The present invention relates to the general field of thrusters or rocket engines for delivering thrust for driving aerospace vehicles such as missiles, launchers, or indeed satellites, using the principle of propulsion by reaction or by ejecting gas. The invention relates more precisely, but not exclusively, to the fixed diverging portion nozzles fitted to solid propellant thrusters.
A solid propellant thruster is mainly constituted by a shell containing a block of powder (propellant), an ignitor, and a nozzle with a fixed diverging portion. The block of powder is pierced by a channel lying on the axis of the thruster that acts as a combustion chamber. The ignitor ignites the powder at one end of the shell and combustion of the propellant propagates from the front towards the rear of the thruster. The powder burns at a predefined rate, thereby producing combustion gas that is expelled via the nozzle.

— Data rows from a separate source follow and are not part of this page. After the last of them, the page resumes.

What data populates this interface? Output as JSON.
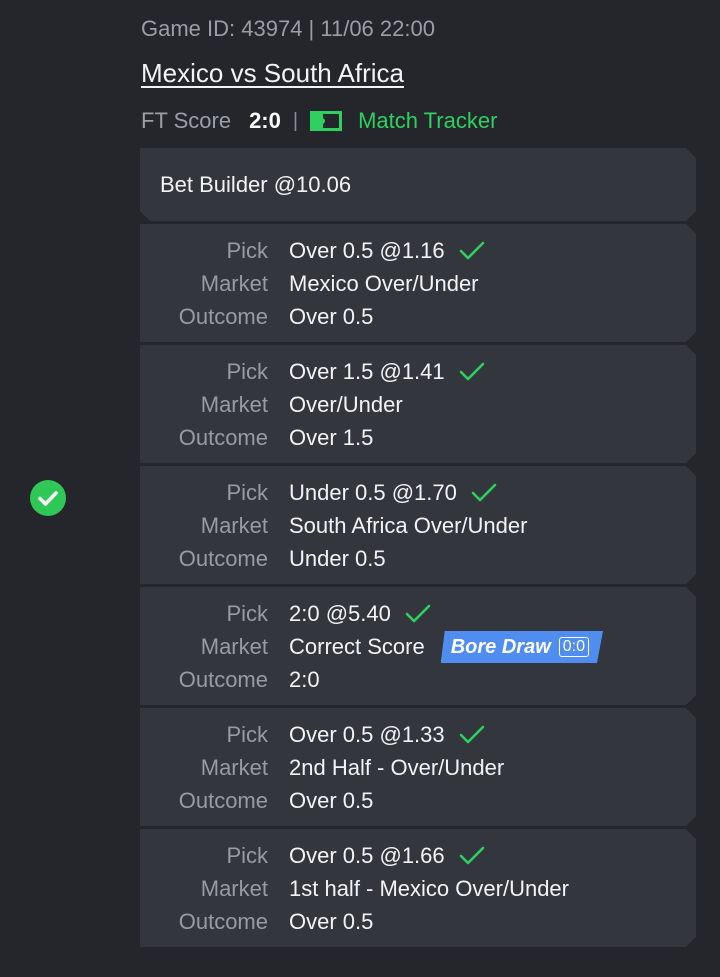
{
  "header": {
    "game_id": "Game ID: 43974 | 11/06 22:00",
    "match_title": "Mexico vs South Africa",
    "ft_label": "FT Score",
    "ft_value": "2:0",
    "separator": "|",
    "tracker_label": "Match Tracker"
  },
  "builder": {
    "label": "Bet Builder @10.06"
  },
  "labels": {
    "pick": "Pick",
    "market": "Market",
    "outcome": "Outcome"
  },
  "legs": [
    {
      "pick": "Over 0.5 @1.16",
      "market": "Mexico Over/Under",
      "outcome": "Over 0.5"
    },
    {
      "pick": "Over 1.5 @1.41",
      "market": "Over/Under",
      "outcome": "Over 1.5"
    },
    {
      "pick": "Under 0.5 @1.70",
      "market": "South Africa Over/Under",
      "outcome": "Under 0.5"
    },
    {
      "pick": "2:0 @5.40",
      "market": "Correct Score",
      "outcome": "2:0",
      "badge": {
        "label": "Bore Draw",
        "score": "0:0"
      }
    },
    {
      "pick": "Over 0.5 @1.33",
      "market": "2nd Half - Over/Under",
      "outcome": "Over 0.5"
    },
    {
      "pick": "Over 0.5 @1.66",
      "market": "1st half - Mexico Over/Under",
      "outcome": "Over 0.5"
    }
  ],
  "colors": {
    "background": "#24262b",
    "card": "#33363d",
    "win_green": "#2ed15f",
    "badge_blue": "#4f8df0"
  },
  "icons": {
    "status": "check-circle-icon",
    "tracker": "field-icon",
    "leg_result": "check-icon"
  }
}
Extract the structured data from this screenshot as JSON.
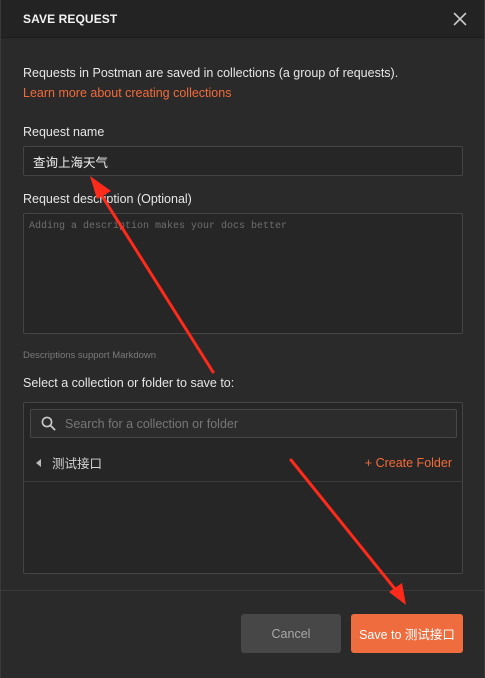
{
  "dialog": {
    "title": "SAVE REQUEST",
    "close_icon": "close-icon"
  },
  "intro": {
    "text": "Requests in Postman are saved in collections (a group of requests).",
    "link": "Learn more about creating collections"
  },
  "request_name": {
    "label": "Request name",
    "value": "查询上海天气"
  },
  "request_description": {
    "label": "Request description (Optional)",
    "placeholder": "Adding a description makes your docs better",
    "hint": "Descriptions support Markdown"
  },
  "collection": {
    "label": "Select a collection or folder to save to:",
    "search_placeholder": "Search for a collection or folder",
    "search_icon": "search-icon",
    "current_folder": "测试接口",
    "create_folder": "+ Create Folder"
  },
  "footer": {
    "cancel_label": "Cancel",
    "save_label": "Save to 测试接口"
  },
  "colors": {
    "accent": "#ef6c3e",
    "annotation_arrow": "#ff2a1a",
    "background": "#2a2a2a"
  }
}
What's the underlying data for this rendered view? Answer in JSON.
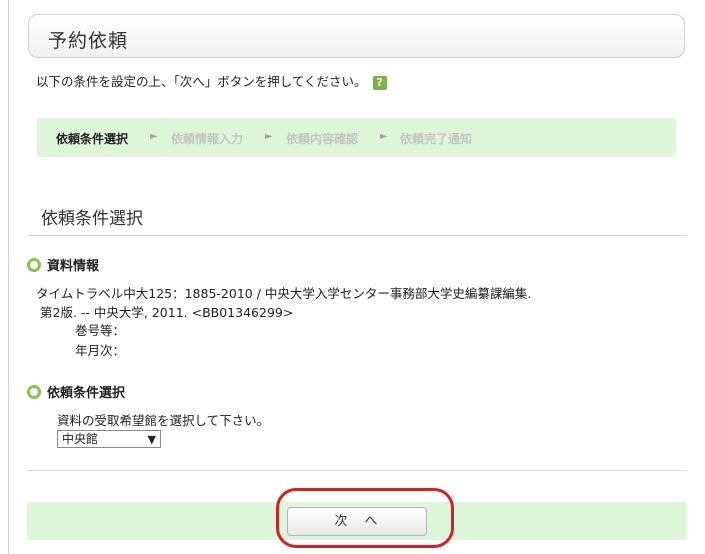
{
  "page": {
    "title": "予約依頼",
    "instruction": "以下の条件を設定の上、「次へ」ボタンを押してください。",
    "help_icon_text": "?"
  },
  "steps": [
    {
      "label": "依頼条件選択",
      "state": "active"
    },
    {
      "label": "依頼情報入力",
      "state": "inactive"
    },
    {
      "label": "依頼内容確認",
      "state": "inactive"
    },
    {
      "label": "依頼完了通知",
      "state": "inactive"
    }
  ],
  "step_arrow": "►",
  "section": {
    "title": "依頼条件選択"
  },
  "material": {
    "heading": "資料情報",
    "line1": "タイムトラベル中大125：1885-2010 / 中央大学入学センター事務部大学史編纂課編集.",
    "line2": "第2版. -- 中央大学, 2011.  <BB01346299>",
    "volume_label": "巻号等：",
    "date_label": "年月次："
  },
  "condition": {
    "heading": "依頼条件選択",
    "prompt": "資料の受取希望館を選択して下さい。",
    "library_selected": "中央館"
  },
  "footer": {
    "next_label": "次　へ"
  },
  "colors": {
    "accent_green": "#8bc34a",
    "step_bar_bg": "#dff5da",
    "highlight_red": "#d62020"
  }
}
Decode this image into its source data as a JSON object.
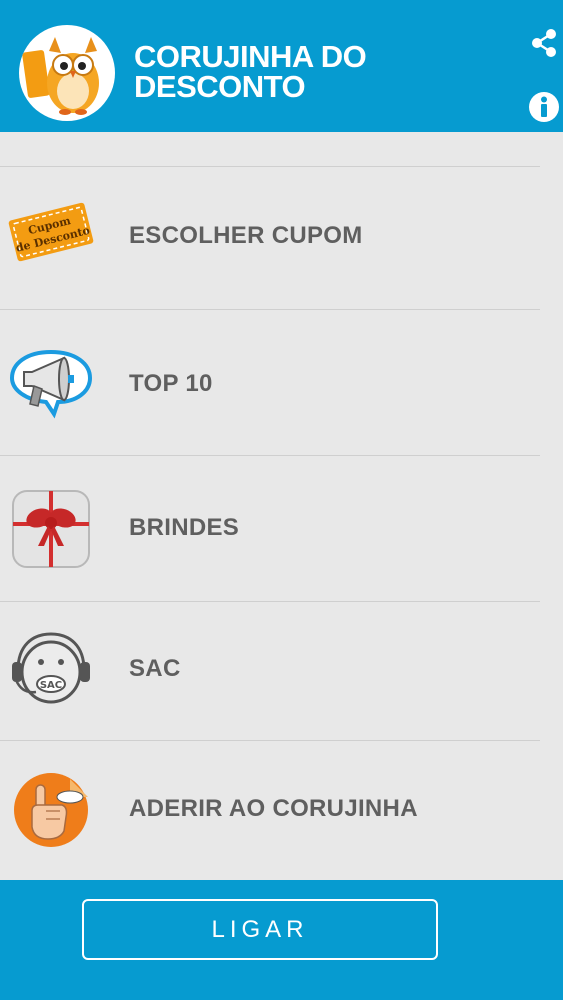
{
  "header": {
    "title_line1": "CORUJINHA DO",
    "title_line2": "DESCONTO",
    "logo_icon": "owl-logo-icon",
    "share_icon": "share-icon",
    "info_icon": "info-icon"
  },
  "menu": {
    "items": [
      {
        "label": "ESCOLHER CUPOM",
        "icon": "coupon-icon",
        "icon_text": "Cupom de Desconto"
      },
      {
        "label": "TOP 10",
        "icon": "megaphone-icon"
      },
      {
        "label": "BRINDES",
        "icon": "gift-icon"
      },
      {
        "label": "SAC",
        "icon": "support-headset-icon",
        "icon_text": "SAC"
      },
      {
        "label": "ADERIR AO CORUJINHA",
        "icon": "hand-icon"
      }
    ]
  },
  "footer": {
    "call_label": "LIGAR"
  },
  "colors": {
    "primary": "#069bd0",
    "background": "#e8e8e8",
    "text": "#5f5f5f"
  }
}
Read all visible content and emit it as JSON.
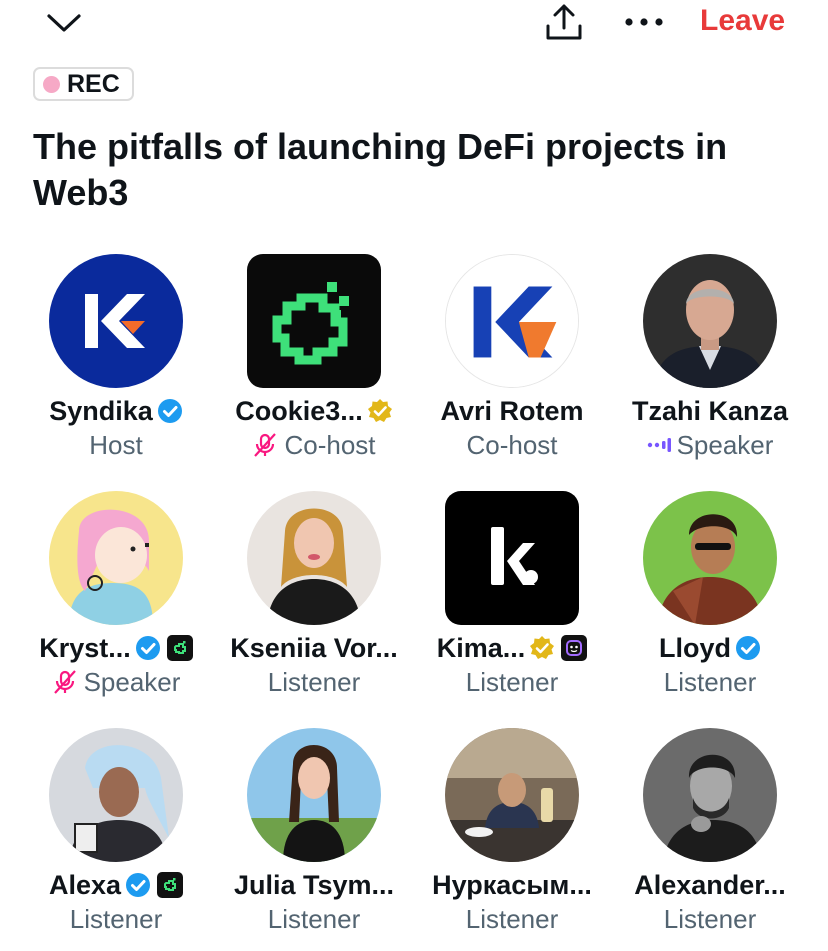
{
  "topbar": {
    "collapse_icon": "chevron-down-icon",
    "share_icon": "share-icon",
    "more_icon": "more-icon",
    "leave_label": "Leave"
  },
  "rec": {
    "label": "REC",
    "dot_color": "#f6a9c6"
  },
  "space": {
    "title": "The pitfalls of launching DeFi projects in Web3"
  },
  "colors": {
    "leave": "#e83a3a",
    "verified_blue": "#1d9bf0",
    "verified_gold": "#e2b719",
    "speaking": "#7856ff",
    "muted": "#f91880"
  },
  "participants": [
    {
      "name": "Syndika",
      "role": "Host",
      "verified": "blue",
      "role_icon": ""
    },
    {
      "name": "Cookie3...",
      "role": "Co-host",
      "verified": "gold",
      "role_icon": "mic-off-icon"
    },
    {
      "name": "Avri Rotem",
      "role": "Co-host",
      "verified": "",
      "role_icon": ""
    },
    {
      "name": "Tzahi Kanza",
      "role": "Speaker",
      "verified": "",
      "role_icon": "speaking-bars-icon"
    },
    {
      "name": "Kryst...",
      "role": "Speaker",
      "verified": "blue",
      "role_icon": "mic-off-icon"
    },
    {
      "name": "Kseniia Vor...",
      "role": "Listener",
      "verified": "",
      "role_icon": ""
    },
    {
      "name": "Kima...",
      "role": "Listener",
      "verified": "gold",
      "role_icon": ""
    },
    {
      "name": "Lloyd",
      "role": "Listener",
      "verified": "blue",
      "role_icon": ""
    },
    {
      "name": "Alexa",
      "role": "Listener",
      "verified": "blue",
      "role_icon": ""
    },
    {
      "name": "Julia Tsym...",
      "role": "Listener",
      "verified": "",
      "role_icon": ""
    },
    {
      "name": "Нуркасым...",
      "role": "Listener",
      "verified": "",
      "role_icon": ""
    },
    {
      "name": "Alexander...",
      "role": "Listener",
      "verified": "",
      "role_icon": ""
    }
  ]
}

The throat section of the nozzle makes it possible to control the combustion of the block of powder so as to maintain a desired pressure in the combustion chamber while producing the expected thrust. Thus, for a thruster delivering thrust at a single discharge rate, the throat section of the nozzle is unvarying and predetermined as a function of the desired level of thrust.
Nevertheless, having recourse to a single unvarying throat section is not suitable for a thruster that has two rates of operation (typically a high discharge rate and a low discharge rate).
In order to mitigate such a drawback, it is known to provide the nozzle with a throat section that is variable. In practice, a needle that is movable in translation is received inside the nozzle. The position of the needle in the flow of combustion gas serves to determine the flow section for the gas passing through the nozzle, thereby adjusting the gas ejection section to the operating rate of the thruster.
Nevertheless, the positioning systems associated with the movable needle are active systems requiring an external source of energy in order to operate, thereby making more complex the device for modulating the ejection section and increasing the risk of the device failing or operating in faulty manner. There thus exists a need to provide modulation of the ejection section in a nozzle without using an external source of energy so as to cause the combustion gas to pass through the main ejection section of the nozzle during a stage of operation with a high level of pressure in the thruster (corresponding to operating at a high discharge rate) and then, during a stage of operation at a lower level of pressure in the thruster (corresponding to operating at a low discharge rate), causing the gas to pass via a secondary ejection section positioned in the nozzle, in order to optimize the thrust coefficients during the various stages of operation (high discharge rate and low discharge rate).